The aims of this study were to determine the prevalence of erectile dysfunction (ED) and its relationship with comorbidity in patients with diabetes. The study population comprised of 312 consecutive patients aged 20 years or over residing in the city of Hamadan in Iran in 2005. Depression was assessed by the modified version of the Beck Depression Inventory (BDI-II) and ED by the short form of the International Index of Erectile Function (IIEF-5) questionnaire. Potential confounding was controlled by stratification and by a logistic regression model. The prevalence of moderate or complete ED (IIEF score <or=11) was 34% and that of moderate or severe depressive symptoms 30%. Each 1-year increment in diabetes duration was associated with a 10% higher risk of ED. The risk of ED was higher in men with depression (odds ratio (OR)=10.7, 95% CI 5.4-21.1) and in those with cardiovascular disease (CVD) (OR=2.0, 95% CI 1.1-3.6). CVD was associated with ED only in elderly men, whereas depression was related to ED in both young and older subjects. The risk of ED was higher in subjects with both depression and CVD (OR=17.2, 95% CI 6.8-43.1 compared with men free from both diseases).
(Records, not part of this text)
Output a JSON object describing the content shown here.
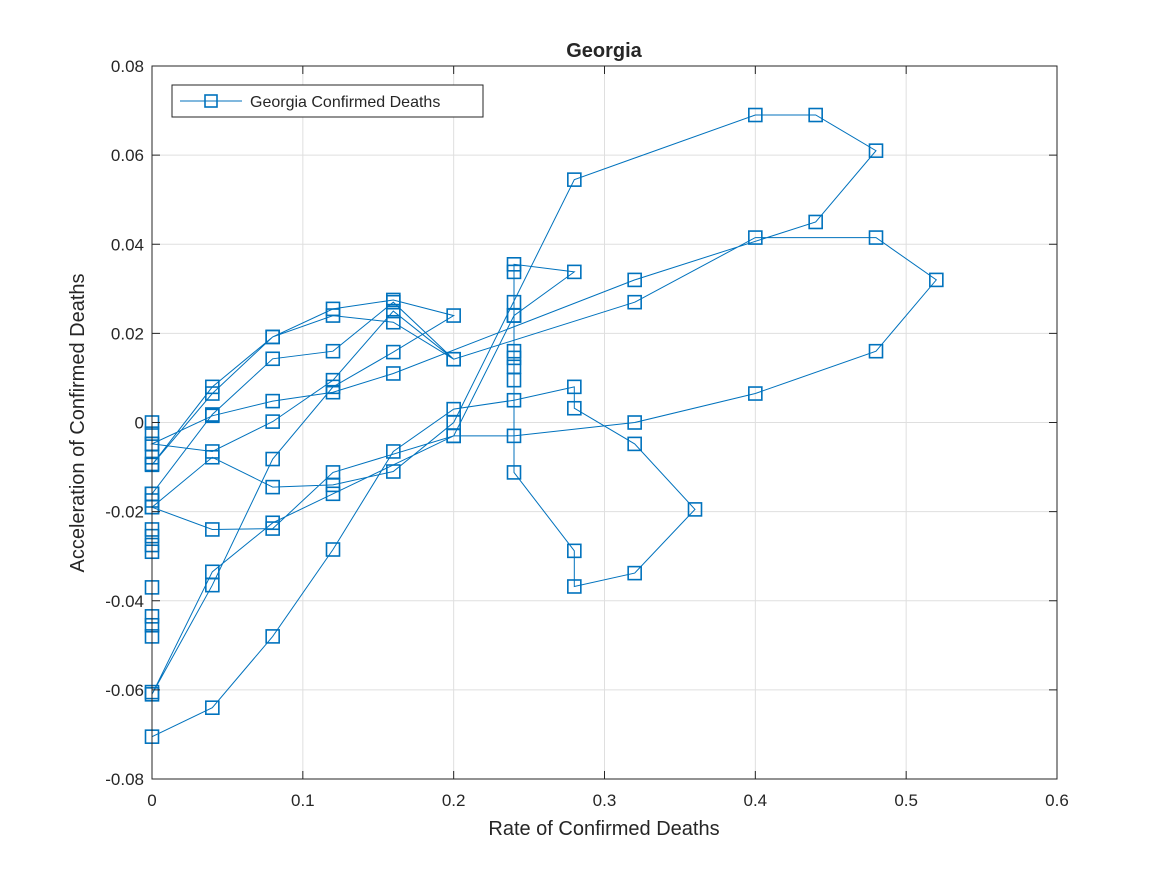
{
  "chart_data": {
    "type": "line",
    "title": "Georgia",
    "xlabel": "Rate of Confirmed Deaths",
    "ylabel": "Acceleration of Confirmed Deaths",
    "xlim": [
      0,
      0.6
    ],
    "ylim": [
      -0.08,
      0.08
    ],
    "xticks": [
      0,
      0.1,
      0.2,
      0.3,
      0.4,
      0.5,
      0.6
    ],
    "xtick_labels": [
      "0",
      "0.1",
      "0.2",
      "0.3",
      "0.4",
      "0.5",
      "0.6"
    ],
    "yticks": [
      -0.08,
      -0.06,
      -0.04,
      -0.02,
      0,
      0.02,
      0.04,
      0.06,
      0.08
    ],
    "ytick_labels": [
      "-0.08",
      "-0.06",
      "-0.04",
      "-0.02",
      "0",
      "0.02",
      "0.04",
      "0.06",
      "0.08"
    ],
    "grid": true,
    "legend_position": "top-left",
    "marker": "square",
    "series_color": "#0072BD",
    "series": [
      {
        "name": "Georgia Confirmed Deaths",
        "points": [
          [
            0,
            0
          ],
          [
            0,
            -0.0025
          ],
          [
            0,
            -0.0048
          ],
          [
            0,
            -0.0078
          ],
          [
            0,
            -0.0093
          ],
          [
            0,
            -0.016
          ],
          [
            0,
            -0.0175
          ],
          [
            0,
            -0.019
          ],
          [
            0,
            -0.024
          ],
          [
            0,
            -0.0255
          ],
          [
            0,
            -0.0275
          ],
          [
            0,
            -0.029
          ],
          [
            0,
            -0.037
          ],
          [
            0,
            -0.0435
          ],
          [
            0,
            -0.0455
          ],
          [
            0,
            -0.048
          ],
          [
            0,
            -0.0605
          ],
          [
            0,
            -0.0705
          ],
          [
            0.04,
            -0.064
          ],
          [
            0.08,
            -0.048
          ],
          [
            0.12,
            -0.0285
          ],
          [
            0.16,
            -0.0065
          ],
          [
            0.2,
            0.003
          ],
          [
            0.24,
            0.005
          ],
          [
            0.28,
            0.008
          ],
          [
            0.28,
            0.0032
          ],
          [
            0.32,
            -0.0048
          ],
          [
            0.36,
            -0.0195
          ],
          [
            0.32,
            -0.0338
          ],
          [
            0.28,
            -0.0368
          ],
          [
            0.28,
            -0.0288
          ],
          [
            0.24,
            -0.0112
          ],
          [
            0.24,
            0.0095
          ],
          [
            0.24,
            0.0125
          ],
          [
            0.24,
            0.0145
          ],
          [
            0.24,
            0.016
          ],
          [
            0.24,
            0.024
          ],
          [
            0.24,
            0.027
          ],
          [
            0.24,
            0.0338
          ],
          [
            0.24,
            0.0355
          ],
          [
            0.28,
            0.0338
          ],
          [
            0.24,
            0.024
          ],
          [
            0.2,
            -0.003
          ],
          [
            0.12,
            -0.016
          ],
          [
            0.08,
            -0.0225
          ],
          [
            0.04,
            -0.0335
          ],
          [
            0,
            -0.061
          ],
          [
            0.04,
            -0.0365
          ],
          [
            0.08,
            -0.0082
          ],
          [
            0.12,
            0.008
          ],
          [
            0.16,
            0.0158
          ],
          [
            0.2,
            0.024
          ],
          [
            0.16,
            0.0275
          ],
          [
            0.12,
            0.0255
          ],
          [
            0.08,
            0.0192
          ],
          [
            0.04,
            0.0065
          ],
          [
            0,
            -0.0095
          ],
          [
            0.04,
            0.008
          ],
          [
            0.08,
            0.0192
          ],
          [
            0.12,
            0.024
          ],
          [
            0.16,
            0.0225
          ],
          [
            0.2,
            0.0142
          ],
          [
            0.32,
            0.027
          ],
          [
            0.4,
            0.0415
          ],
          [
            0.48,
            0.0415
          ],
          [
            0.52,
            0.032
          ],
          [
            0.48,
            0.016
          ],
          [
            0.4,
            0.0065
          ],
          [
            0.32,
            0
          ],
          [
            0.24,
            -0.003
          ],
          [
            0.2,
            -0.003
          ],
          [
            0.12,
            -0.0112
          ],
          [
            0.08,
            -0.0238
          ],
          [
            0.04,
            -0.024
          ],
          [
            0,
            -0.019
          ],
          [
            0.04,
            -0.0078
          ],
          [
            0.08,
            -0.0145
          ],
          [
            0.12,
            -0.014
          ],
          [
            0.16,
            -0.011
          ],
          [
            0.2,
            0
          ],
          [
            0.28,
            0.0545
          ],
          [
            0.4,
            0.069
          ],
          [
            0.44,
            0.069
          ],
          [
            0.48,
            0.061
          ],
          [
            0.44,
            0.045
          ],
          [
            0.32,
            0.032
          ],
          [
            0.16,
            0.011
          ],
          [
            0.12,
            0.0068
          ],
          [
            0.08,
            0.0048
          ],
          [
            0.04,
            0.0015
          ],
          [
            0,
            -0.0048
          ],
          [
            0.04,
            -0.0065
          ],
          [
            0.08,
            0.0002
          ],
          [
            0.12,
            0.0095
          ],
          [
            0.16,
            0.025
          ],
          [
            0.2,
            0.0142
          ],
          [
            0.16,
            0.027
          ],
          [
            0.12,
            0.016
          ],
          [
            0.08,
            0.0143
          ],
          [
            0.04,
            0.0018
          ],
          [
            0,
            -0.016
          ]
        ]
      }
    ]
  }
}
Subjects who consumed fruits weekly or seldom had a higher risk of ED (OR=3.2) compared with those who consumed daily. Our study shows a strong association between depressive symptoms and ED. The association is much stronger for older men. Depression and CVD may interact with one another in relation to a higher risk of ED. A diet rich in fruits may have a beneficial effect on erectile function.